The place is important in demonstrating the principal characteristics of a particular class of cultural places.

The place is important in demonstrating the principal characteristics and qualities of a Modernist church in Queensland. Highly intact, the building is a simple arrangement of forms and spaces using a restrained palette of fine quality materials and finishes. The church is notable for including a dominant bell tower, a large, well-lit nave focussed on an impressive sanctuary, a choir loft, a crying room, and a vestry.

The place is a fine example of the work of architect, Dr Karl Langer, featuring characteristic simplified forms and spatial arrangements, incorporation of natural light and ventilation and employing a restrained use of good quality materials.

The place is important because of its aesthetic significance.

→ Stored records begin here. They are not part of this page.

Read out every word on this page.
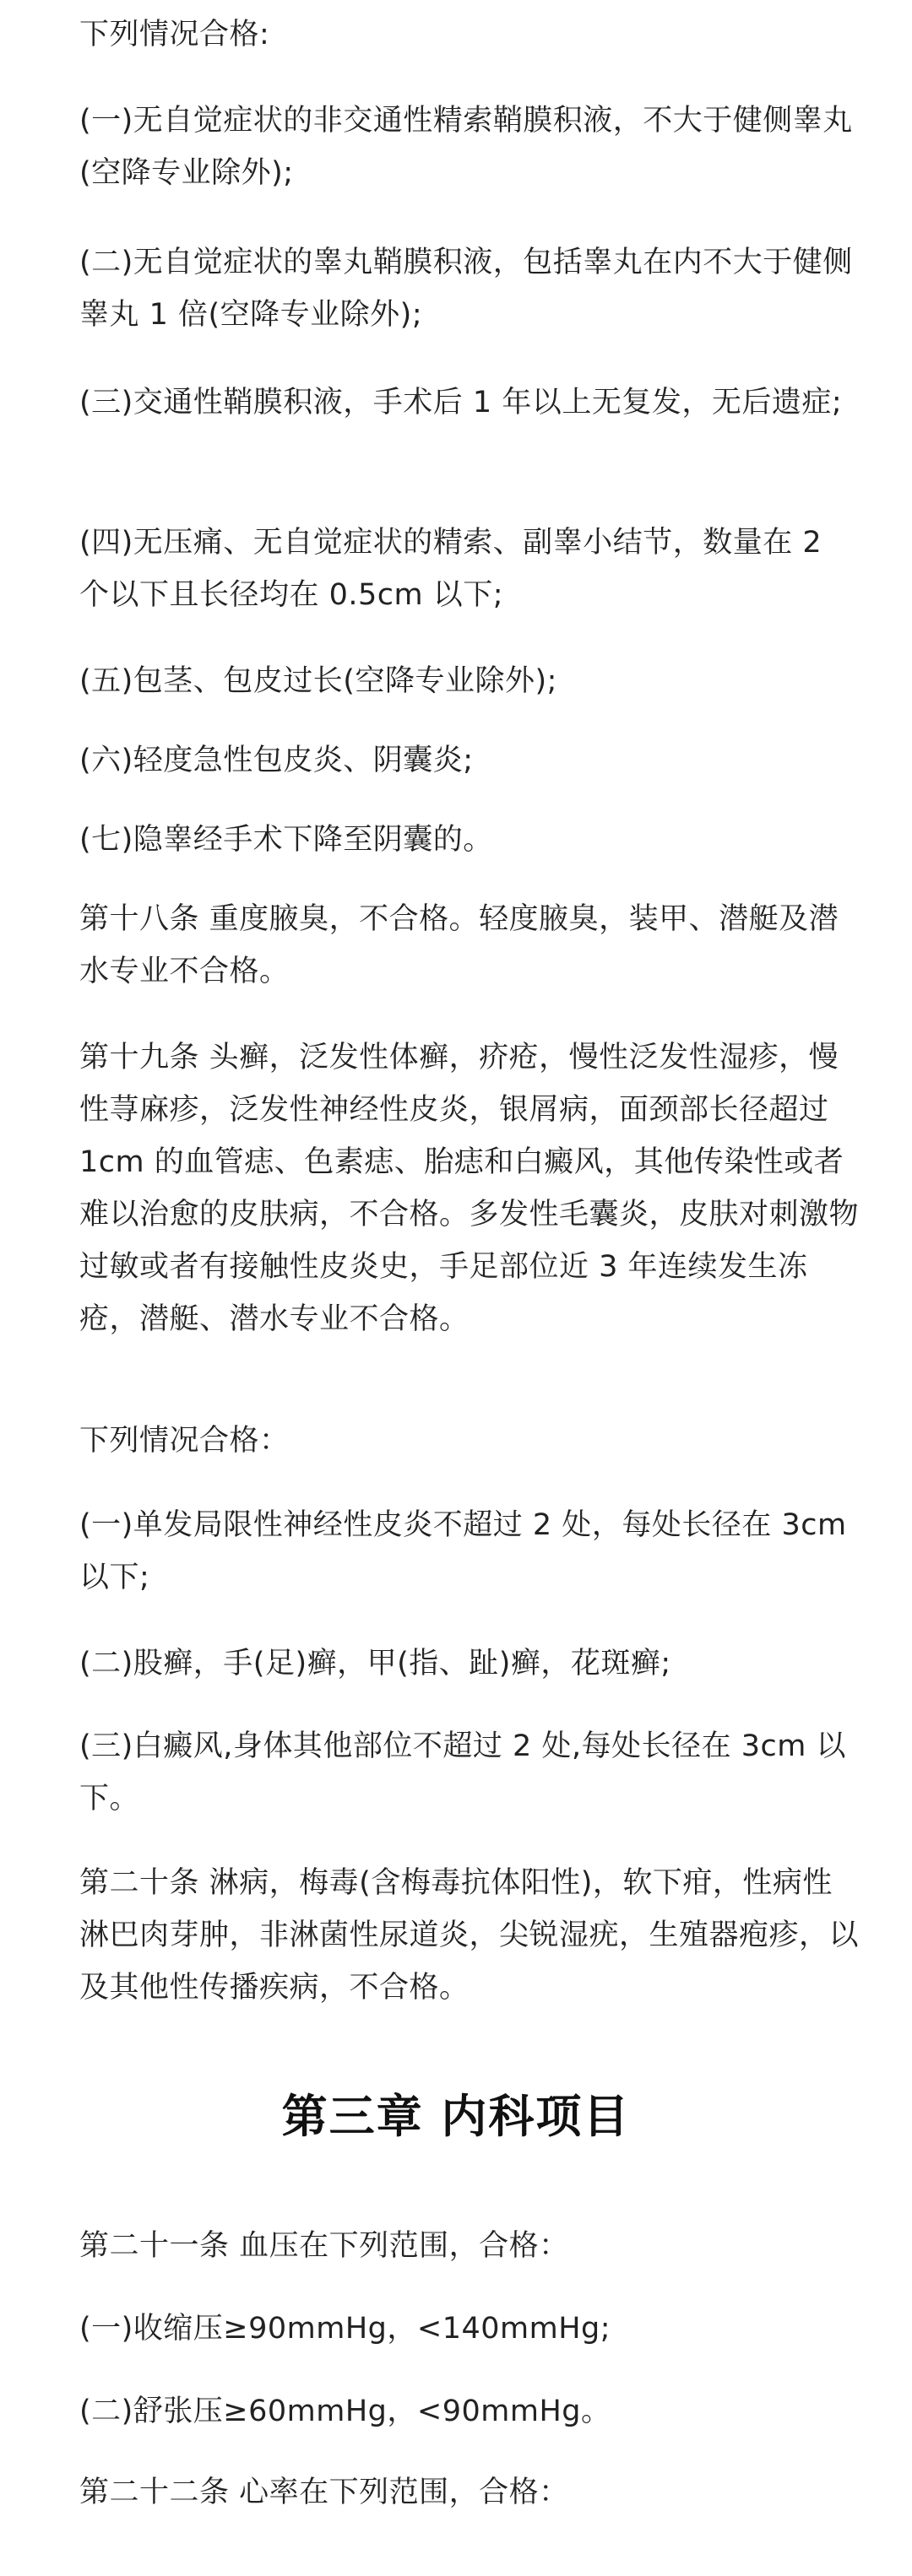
下列情况合格:
(一)无自觉症状的非交通性精索鞘膜积液，不大于健侧睾丸(空降专业除外);
(二)无自觉症状的睾丸鞘膜积液，包括睾丸在内不大于健侧睾丸 1 倍(空降专业除外);
(三)交通性鞘膜积液，手术后 1 年以上无复发，无后遗症;
(四)无压痛、无自觉症状的精索、副睾小结节，数量在 2 个以下且长径均在 0.5cm 以下;
(五)包茎、包皮过长(空降专业除外);
(六)轻度急性包皮炎、阴囊炎;
(七)隐睾经手术下降至阴囊的。
第十八条 重度腋臭，不合格。轻度腋臭，装甲、潜艇及潜水专业不合格。
第十九条 头癣，泛发性体癣，疥疮，慢性泛发性湿疹，慢性荨麻疹，泛发性神经性皮炎，银屑病，面颈部长径超过 1cm 的血管痣、色素痣、胎痣和白癜风，其他传染性或者难以治愈的皮肤病，不合格。多发性毛囊炎，皮肤对刺激物过敏或者有接触性皮炎史，手足部位近 3 年连续发生冻疮，潜艇、潜水专业不合格。
下列情况合格：
(一)单发局限性神经性皮炎不超过 2 处，每处长径在 3cm 以下;
(二)股癣，手(足)癣，甲(指、趾)癣，花斑癣;
(三)白癜风,身体其他部位不超过 2 处,每处长径在 3cm 以下。
第二十条 淋病，梅毒(含梅毒抗体阳性)，软下疳，性病性淋巴肉芽肿，非淋菌性尿道炎，尖锐湿疣，生殖器疱疹，以及其他性传播疾病，不合格。
第三章 内科项目
第二十一条 血压在下列范围，合格：
(一)收缩压≥90mmHg，<140mmHg;
(二)舒张压≥60mmHg，<90mmHg。
第二十二条 心率在下列范围，合格：
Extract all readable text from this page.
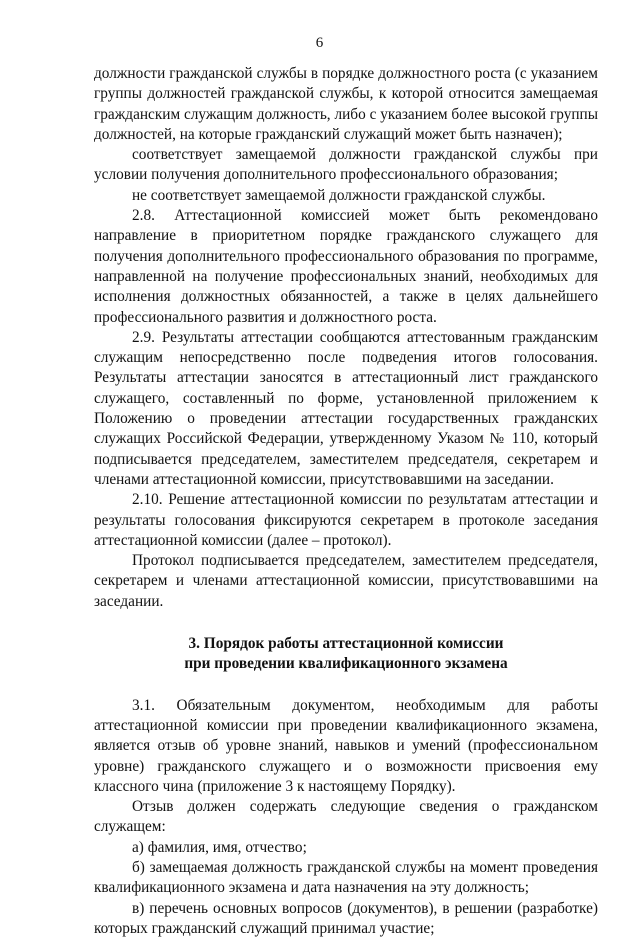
6

должности гражданской службы в порядке должностного роста (с указанием группы должностей гражданской службы, к которой относится замещаемая гражданским служащим должность, либо с указанием более высокой группы должностей, на которые гражданский служащий может быть назначен);

соответствует замещаемой должности гражданской службы при условии получения дополнительного профессионального образования;

не соответствует замещаемой должности гражданской службы.

2.8. Аттестационной комиссией может быть рекомендовано направление в приоритетном порядке гражданского служащего для получения дополнительного профессионального образования по программе, направленной на получение профессиональных знаний, необходимых для исполнения должностных обязанностей, а также в целях дальнейшего профессионального развития и должностного роста.

2.9. Результаты аттестации сообщаются аттестованным гражданским служащим непосредственно после подведения итогов голосования. Результаты аттестации заносятся в аттестационный лист гражданского служащего, составленный по форме, установленной приложением к Положению о проведении аттестации государственных гражданских служащих Российской Федерации, утвержденному Указом № 110, который подписывается председателем, заместителем председателя, секретарем и членами аттестационной комиссии, присутствовавшими на заседании.

2.10. Решение аттестационной комиссии по результатам аттестации и результаты голосования фиксируются секретарем в протоколе заседания аттестационной комиссии (далее – протокол).

Протокол подписывается председателем, заместителем председателя, секретарем и членами аттестационной комиссии, присутствовавшими на заседании.

3. Порядок работы аттестационной комиссии
при проведении квалификационного экзамена

3.1. Обязательным документом, необходимым для работы аттестационной комиссии при проведении квалификационного экзамена, является отзыв об уровне знаний, навыков и умений (профессиональном уровне) гражданского служащего и о возможности присвоения ему классного чина (приложение 3 к настоящему Порядку).

Отзыв должен содержать следующие сведения о гражданском служащем:

а) фамилия, имя, отчество;

б) замещаемая должность гражданской службы на момент проведения квалификационного экзамена и дата назначения на эту должность;

в) перечень основных вопросов (документов), в решении (разработке) которых гражданский служащий принимал участие;
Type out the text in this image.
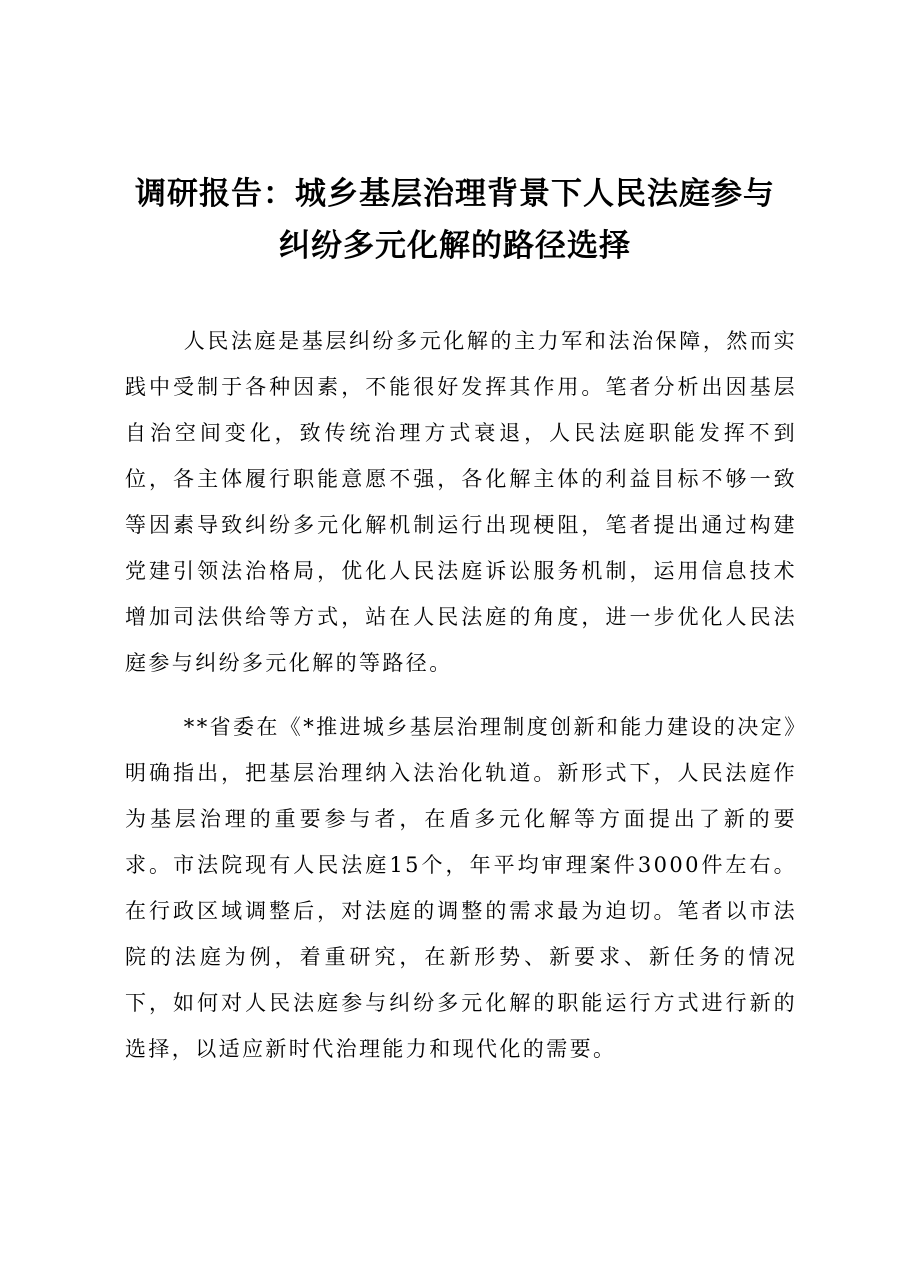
调研报告：城乡基层治理背景下人民法庭参与
纠纷多元化解的路径选择

人民法庭是基层纠纷多元化解的主力军和法治保障，然而实践中受制于各种因素，不能很好发挥其作用。笔者分析出因基层自治空间变化，致传统治理方式衰退，人民法庭职能发挥不到位，各主体履行职能意愿不强，各化解主体的利益目标不够一致等因素导致纠纷多元化解机制运行出现梗阻，笔者提出通过构建党建引领法治格局，优化人民法庭诉讼服务机制，运用信息技术增加司法供给等方式，站在人民法庭的角度，进一步优化人民法庭参与纠纷多元化解的等路径。

**省委在《*推进城乡基层治理制度创新和能力建设的决定》明确指出，把基层治理纳入法治化轨道。新形式下，人民法庭作为基层治理的重要参与者，在盾多元化解等方面提出了新的要求。市法院现有人民法庭15个，年平均审理案件3000件左右。在行政区域调整后，对法庭的调整的需求最为迫切。笔者以市法院的法庭为例，着重研究，在新形势、新要求、新任务的情况下，如何对人民法庭参与纠纷多元化解的职能运行方式进行新的选择，以适应新时代治理能力和现代化的需要。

Notable for its high quality of design, materials and construction, the place is important for its aesthetic significance. Featuring a prominent spire supported by monumental representations of biblical verses and Christograms, its symbolic features and landmark qualities have a strong dramatic effect in the landscape. The sculptural qualities of the high volume, austere interior evoke feelings of awe and reverence affected through the use of white plaster finishes complementing fine timber screens and panels; long coloured glass windows flooding the nave with light; and finely crafted timber furniture, including sculptural elements like the praying hands carved to the end of each pew.